“Vendrán días sobre ti cuando tus enemigos te rodearán con cerca, te sitiarán y por todas partes te estrecharán; te derribarán a tierra y a tus hijos dentro de ti, y no dejarán en ti piedra sobre piedra, por cuanto no conociste el tiempo de tu visitación. (Lucas 19:43-44.)

Desde lo alto del monte de los Olivos, mira Jesús sobre Jerusalén, que ofrece a sus ojos un cuadro de hermosura y de paz. Desde las vinas y jardines las laderas verdes donde se espacian las tiendas de los peregrinos, se elevan las colinas con sus terrazas, los airosos palacios y los soberbios baluartes de la capital Israelita. A plena vista están los magníficos edificios del templo. Pero otros pensamientos lejanos ocupaban la mente de Jesús. “Cuando llegó cerca, viendo la ciudad, lloró sobre ella.” (Lucas 19:41.)

No llora por sí mismo, por más que supiera adónde iba. Frente a Él estaba el Getsemaní. Poco más allá se destacaba el lugar de la crucifixión. Sobre la senda que pronto le tocaría recorrer, iban a caer densas y horrorosas tinieblas mientras Él entregaba su vida en expiación por el pecado. Él llora por el fatal destino de los millares de Jerusalén, por la ceguedad y por la dureza de corazón de aquellos a quienes él viniera a bendecir y salvar.

Desde la cumbre del monte, de los Olivos, en el lugar mismo que más tarde iba a ser ocupado por Tito y sus soldados, Jesús mira a través del valle los atrios y pórticos sagrados, y con los ojos nublados por las lágrimas, mira en horroroso anticipo los muros de la ciudad circundados por ejércitos extranjeros. Vio el templo santo y hermoso, los palacios y las torres devorados por las llamas. Jesús vio en la retribución temporal que estaba por caer sobre sus hijos. La compasión divina y el sublime amor de Cristo halla su expresión en estas sombrías palabras: “¡Jerusalén, Jerusalén, que matas a los profetas y apedreas a los que son enviados a ti! ¡Cuántas veces quise juntar tus hijos, como la gallina junta sus pollos debajo de las alas, y no quisiste!” (Mateo 23:37.)

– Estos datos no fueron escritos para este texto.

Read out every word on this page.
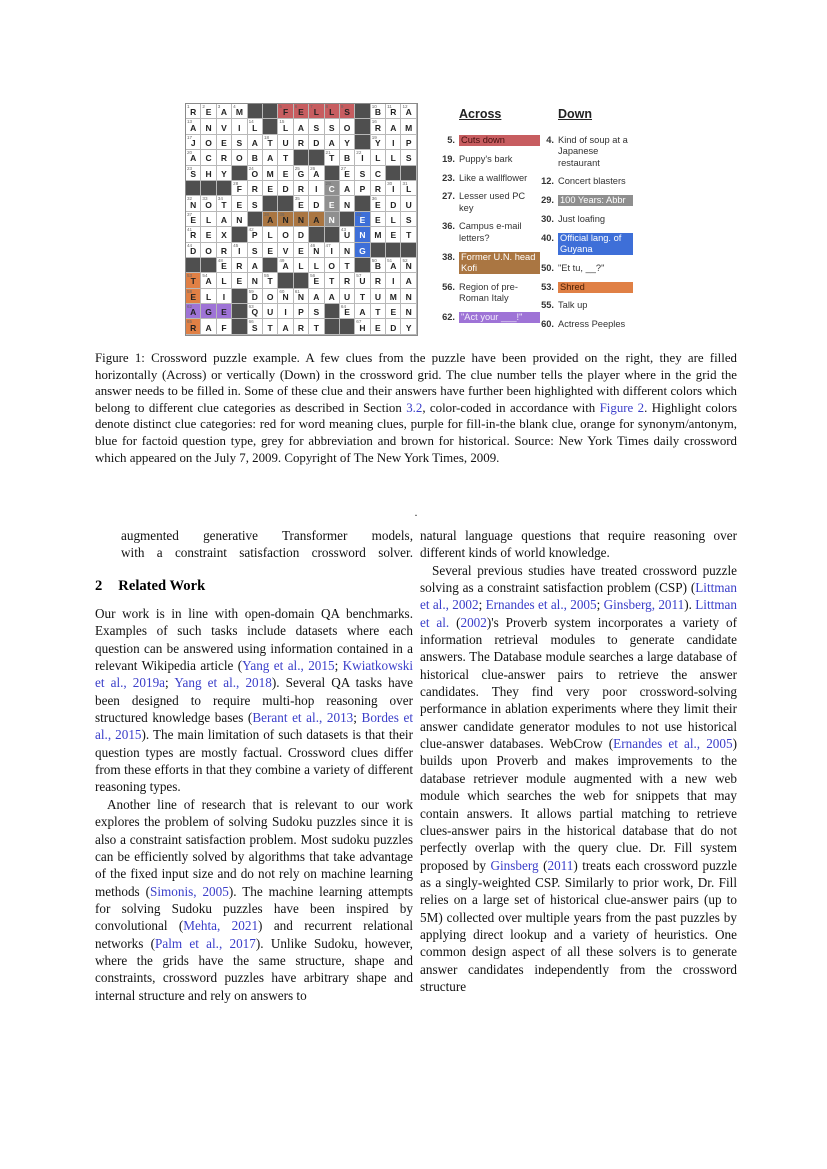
1
R
2
E
3
A
4
M
5
F
6
E
7
L
8
L
9
S
10
B
11
R
12
A
13
A N V I
14
L
15
L A S S O
16
R A M
17
J O E S A
18
T U R D A Y
19
Y I P
20
A C R O B A T
21
T B
22
I L L S
23
S H Y
24
O M E
25
G
26
A
27
E S C
28
F R E D R I
29
C A P R
30
I
31
L
32
N
33
O
34
T E S
35
E D E N
36
E D U
37
E L A N
38
A
39
N N A N
40
E E L S
41
R E X
42
P L O D
43
U N M E T
44
D O R
45
I S E V E
46
N
47
I N G
48
E R A
49
A L L O T
50
B
51
A
52
N
53
T
54
A L E N
55
T
56
E T R
57
U R I A
58
E L I
59
D O
60
N
61
N A A U T U M N
62
A G E
63
Q U I P S
64
E A T E N
65
R A F
66
S T A R T
67
H E D Y
Across
5. Cuts down
19. Puppy's bark
23. Like a wallflower
27. Lesser used PC key
36. Campus e-mail letters?
38. Former U.N. head Kofi
56. Region of pre-Roman Italy
62. "Act your ___!"
Down
4. Kind of soup at a Japanese restaurant
12. Concert blasters
29. 100 Years: Abbr
30. Just loafing
40. Official lang. of Guyana
50. "Et tu, __?"
53. Shred
55. Talk up
60. Actress Peeples
Figure 1: Crossword puzzle example. A few clues from the puzzle have been provided on the right, they are filled horizontally (Across) or vertically (Down) in the crossword grid. The clue number tells the player where in the grid the answer needs to be filled in. Some of these clue and their answers have further been highlighted with different colors which belong to different clue categories as described in Section 3.2, color-coded in accordance with Figure 2. Highlight colors denote distinct clue categories: red for word meaning clues, purple for fill-in-the blank clue, orange for synonym/antonym, blue for factoid question type, grey for abbreviation and brown for historical. Source: New York Times daily crossword which appeared on the July 7, 2009. Copyright of The New York Times, 2009.
.
augmented generative Transformer models,
with a constraint satisfaction crossword solver.
2 Related Work

Our work is in line with open-domain QA benchmarks. Examples of such tasks include datasets where each question can be answered using information contained in a relevant Wikipedia article (Yang et al., 2015; Kwiatkowski et al., 2019a; Yang et al., 2018). Several QA tasks have been designed to require multi-hop reasoning over structured knowledge bases (Berant et al., 2013; Bordes et al., 2015). The main limitation of such datasets is that their question types are mostly factual. Crossword clues differ from these efforts in that they combine a variety of different reasoning types.

Another line of research that is relevant to our work explores the problem of solving Sudoku puzzles since it is also a constraint satisfaction problem. Most sudoku puzzles can be efficiently solved by algorithms that take advantage of the fixed input size and do not rely on machine learning methods (Simonis, 2005). The machine learning attempts for solving Sudoku puzzles have been inspired by convolutional (Mehta, 2021) and recurrent relational networks (Palm et al., 2017). Unlike Sudoku, however, where the grids have the same structure, shape and constraints, crossword puzzles have arbitrary shape and internal structure and rely on answers to

natural language questions that require reasoning over different kinds of world knowledge.

Several previous studies have treated crossword puzzle solving as a constraint satisfaction problem (CSP) (Littman et al., 2002; Ernandes et al., 2005; Ginsberg, 2011). Littman et al. (2002)'s Proverb system incorporates a variety of information retrieval modules to generate candidate answers. The Database module searches a large database of historical clue-answer pairs to retrieve the answer candidates. They find very poor crossword-solving performance in ablation experiments where they limit their answer candidate generator modules to not use historical clue-answer databases. WebCrow (Ernandes et al., 2005) builds upon Proverb and makes improvements to the database retriever module augmented with a new web module which searches the web for snippets that may contain answers. It allows partial matching to retrieve clues-answer pairs in the historical database that do not perfectly overlap with the query clue. Dr. Fill system proposed by Ginsberg (2011) treats each crossword puzzle as a singly-weighted CSP. Similarly to prior work, Dr. Fill relies on a large set of historical clue-answer pairs (up to 5M) collected over multiple years from the past puzzles by applying direct lookup and a variety of heuristics. One common design aspect of all these solvers is to generate answer candidates independently from the crossword structure
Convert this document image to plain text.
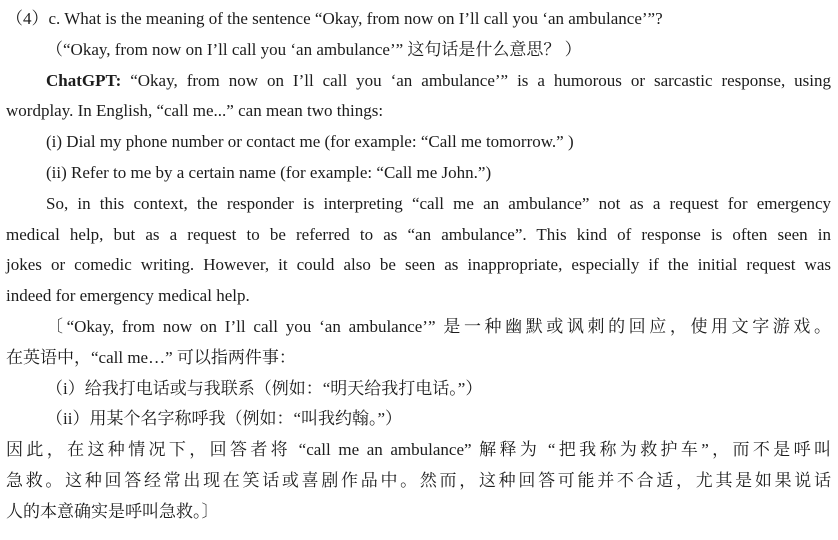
（4）c. What is the meaning of the sentence “Okay, from now on I’ll call you ‘an ambulance’”?
（“Okay, from now on I’ll call you ‘an ambulance’” 这句话是什么意思？ ）
ChatGPT: “Okay, from now on I’ll call you ‘an ambulance’” is a humorous or sarcastic response, using
wordplay. In English, “call me...” can mean two things:
(i) Dial my phone number or contact me (for example: “Call me tomorrow.” )
(ii) Refer to me by a certain name (for example: “Call me John.”)
So, in this context, the responder is interpreting “call me an ambulance” not as a request for emergency
medical help, but as a request to be referred to as “an ambulance”. This kind of response is often seen in
jokes or comedic writing. However, it could also be seen as inappropriate, especially if the initial request was
indeed for emergency medical help.
〔“Okay, from now on I’ll call you ‘an ambulance’” 是一种幽默或讽刺的回应，使用文字游戏。
在英语中，“call me…” 可以指两件事：
（i）给我打电话或与我联系（例如：“明天给我打电话。”）
（ii）用某个名字称呼我（例如：“叫我约翰。”）
因此，在这种情况下，回答者将 “call me an ambulance” 解释为 “把我称为救护车”，而不是呼叫
急救。这种回答经常出现在笑话或喜剧作品中。然而，这种回答可能并不合适，尤其是如果说话
人的本意确实是呼叫急救。〕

La profecía del Salvador referente al juicio que iba a caer sobre Jerusalén va a tener otro cumplimiento, y la terrible desolación del primero no fue más que un pálido reflejo de lo que será el segundo. El segundo advenimiento del Hijo de Dios es predicho por los labios que no se equivocan: “Entonces aparecerá la señal del hijo del Hombre en el ciclo; y entonces harán duelo todas las tribus de la tierra, y verán al Hijo del Hombre viniendo sobre las nubes del cielo, con poder y gran gloria. Voz de trompeta, y reunirán a sus escogidos, de los cuatro vientos, desde un extremo del ciclo hasta el otro.” (Mateo 24:30,31.) Entonces los que no obedezcan al Evangelio serán muertos con el aliento de su boca y destruidos con el resplandor de su venida. (2 Tesalonicenses 2:8.)

Deben guardarse los hombres de no menospreciar el aviso de Cristo respecto a su segunda venida; Él ha declarado que Él vendrá la segunda vez, a reunir para sí mismo a sus fieles, y a tomar venganza sobre aquellos que rechazaron su misericordia. Cómo el advirtió a sus discípulos de la destrucción de Jerusalén, dándoles señales de la proximidad de su ruina, para que así ellos pudieran escapar, así también Él advirtió a su gente acerca del día de la destrucción final, y les ha dado señales de su proximidad, para que todos aquellos que puedan escapar de su ira venidera. Aquellos que han contemplado las señales prometidas han de saber “que Él está cerca, a las puertas.” “Velad, pues” son sus palabras de amonestación. “Pues si no velas, vendré sobre ti como ladrón.”